Ein 20-Minuten-Takt auf einer eingleisigen Strecke ist anfällig für Verspätungen, dem größten Ärgernis für Kunden. Als Maximum für die Leistungsfähigkeit einer eingleisigen Nebenbahn gilt ein 30-Minuten-Takt. Hier ist selbst dieser sehr eng, denn er bedingt, dass an beiden Enden der Strecke nur fünf Minuten Zeit bleibt, den Zug zu wenden und den Führerstand zu wechseln. In Forchheim wird dies praktiziert, mit häufigen Verspätungen.

Macht die Aurachtalbahn der StUB Konkurrenz?

Beide bedienen die Verbindung Herzogenaurach-Erlangen. Das ist Konkurrenz per se. Das Fahrgast-Potenzial ist nur einmal vorhanden. Das Papier gibt in seinen Fahrgast-Potenzialanalysen nicht den Fall wieder, dass StUB und Aurachtalbahn nebeneinander betrieben werden.

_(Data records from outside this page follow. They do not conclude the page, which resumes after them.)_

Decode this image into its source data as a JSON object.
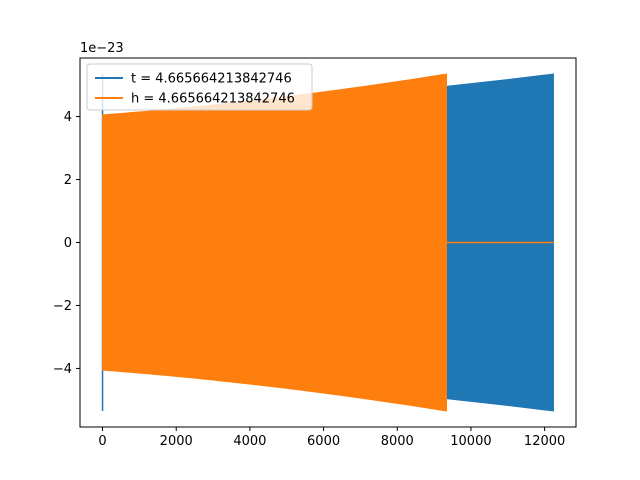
{
  "chart_data": {
    "type": "line",
    "title": "",
    "xlabel": "",
    "ylabel": "",
    "y_offset_label": "1e−23",
    "xlim": [
      -612,
      12852
    ],
    "ylim": [
      -5.86,
      5.86
    ],
    "x_ticks": [
      0,
      2000,
      4000,
      6000,
      8000,
      10000,
      12000
    ],
    "x_tick_labels": [
      "0",
      "2000",
      "4000",
      "6000",
      "8000",
      "10000",
      "12000"
    ],
    "y_ticks": [
      -4,
      -2,
      0,
      2,
      4
    ],
    "y_tick_labels": [
      "−4",
      "−2",
      "0",
      "2",
      "4"
    ],
    "grid": false,
    "legend_position": "upper-left",
    "series": [
      {
        "name": "t = 4.665664213842746",
        "color": "#1f77b4",
        "x_start": 0,
        "x_end": 12240,
        "envelope_start": 4.05,
        "envelope_end": 5.35,
        "spike_max": 5.35
      },
      {
        "name": "h = 4.665664213842746",
        "color": "#ff7f0e",
        "x_start": 0,
        "x_end": 9330,
        "envelope_start": 4.05,
        "envelope_end": 5.35,
        "zero_after_end_until": 12240
      }
    ]
  }
}
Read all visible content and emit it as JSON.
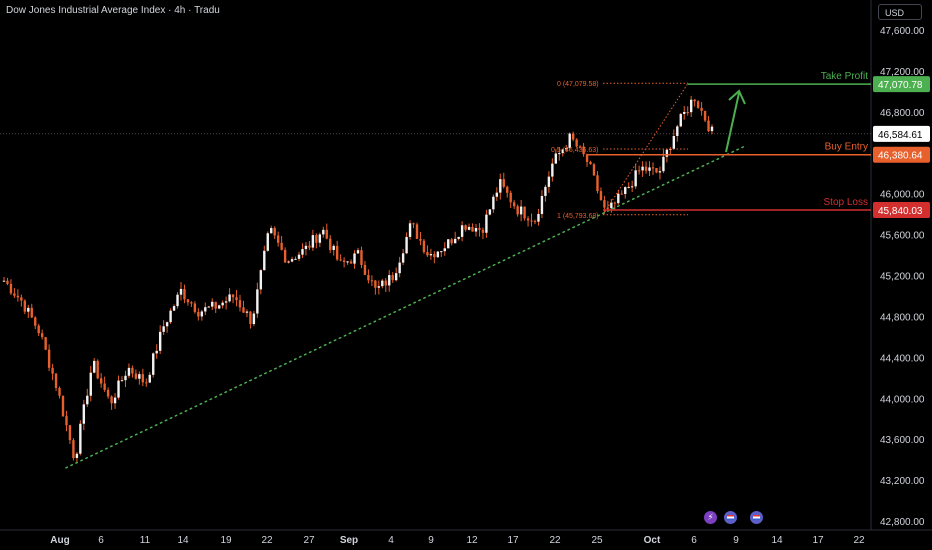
{
  "header": {
    "title": "Dow Jones Industrial Average Index · 4h · Tradu"
  },
  "currency_label": "USD",
  "event_icons": [
    {
      "name": "lightning-icon",
      "glyph": "⚡"
    },
    {
      "name": "us-flag-icon"
    },
    {
      "name": "us-flag-icon"
    }
  ],
  "colors": {
    "background": "#000000",
    "candle": "#f2f2f2",
    "candle_wick": "#e8602c",
    "take_profit": "#4caf50",
    "buy_entry": "#e8602c",
    "stop_loss": "#d32f2f",
    "trendline": "#4caf50",
    "fib": "#e8602c",
    "axis_text": "#d1d4dc"
  },
  "chart_data": {
    "type": "candlestick",
    "title": "Dow Jones Industrial Average Index · 4h · Tradu",
    "y_axis": {
      "ticks": [
        47600,
        47200,
        46800,
        46400,
        46000,
        45600,
        45200,
        44800,
        44400,
        44000,
        43600,
        43200,
        42800
      ],
      "tick_labels": [
        "47,600.00",
        "47,200.00",
        "46,800.00",
        "46,400.00",
        "46,000.00",
        "45,600.00",
        "45,200.00",
        "44,800.00",
        "44,400.00",
        "44,000.00",
        "43,600.00",
        "43,200.00",
        "42,800.00"
      ],
      "range": [
        42700,
        47900
      ]
    },
    "x_axis": {
      "labels": [
        "Aug",
        "6",
        "11",
        "14",
        "19",
        "22",
        "27",
        "Sep",
        "4",
        "9",
        "12",
        "17",
        "22",
        "25",
        "Oct",
        "6",
        "9",
        "14",
        "17",
        "22"
      ],
      "bold": [
        "Aug",
        "Sep",
        "Oct"
      ]
    },
    "levels": [
      {
        "name": "Take Profit",
        "value": 47070.78,
        "price_label": "47,070.78",
        "color": "#4caf50"
      },
      {
        "name": "Buy Entry",
        "value": 46380.64,
        "price_label": "46,380.64",
        "color": "#e8602c"
      },
      {
        "name": "Stop Loss",
        "value": 45840.03,
        "price_label": "45,840.03",
        "color": "#d32f2f"
      }
    ],
    "current_price": {
      "value": 46584.61,
      "label": "46,584.61"
    },
    "fib_levels": [
      {
        "label": "0 (47,079.58)",
        "value": 47079.58
      },
      {
        "label": "0.5 (46,436.63)",
        "value": 46436.63
      },
      {
        "label": "1 (45,793.68)",
        "value": 45793.68
      }
    ],
    "trendline": {
      "from": {
        "x_label": "Aug",
        "value": 43320
      },
      "to": {
        "x_label": "9",
        "value": 46470
      }
    },
    "key_points": [
      45150,
      44950,
      44650,
      44100,
      43400,
      44350,
      43950,
      44300,
      44150,
      44700,
      45050,
      44850,
      44900,
      45000,
      44750,
      45650,
      45350,
      45450,
      45650,
      45300,
      45400,
      45050,
      45200,
      45700,
      45400,
      45500,
      45700,
      45650,
      46100,
      45850,
      45750,
      46300,
      46550,
      46300,
      45800,
      46000,
      46250,
      46200,
      46650,
      46950,
      46600
    ]
  }
}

Könnte man die Aurachtaltrasse, wenn nicht als Eisenbahn, so doch als Straßenbahn oder als Tram-Train-System betreiben?

In ihrem Fazit bezeichneten Große-Verspohl und Gräf eine Aurachtal-S-Bahn, wie sie das Papier vorschlägt, als nicht einmal prüffähig. Sie ist, so Große-Verspohl, als Eisenbahn "einfach raus". Tram-Trains, also Schienenfahrzeuge, die sowohl auf Eisenbahn- als auch auf Straßenbahnschienen fahren können, würden eine Umrüstung auch des Nürnberger Fahrzeug-Parks bedingen, weil die StUB ja als Verbund mit dem Straßenbahn-Netz von Nürnberg gedacht ist. Diese Investitionen machen nur Sinn bei einem entsprechend großen Netz mit hohem Bahngleis-Anteil, nicht bei den insgesamt 48 Kilometern, die StUB und Nürnberger Tram zusammen haben sollen. Nach seinem Formalisierten Abwägungs- und Rangordnungsverfahren wird der Zweckverband aber eine Aurachtalvariante im Betrieb als Straßenbahn und als Tram-Train weiter prüfen, freilich unter ausdrücklichem Verweis auf die strukturellen Nachteile gegenüber dem "L-Netz" der StUB über Erlangen-Büchenbach.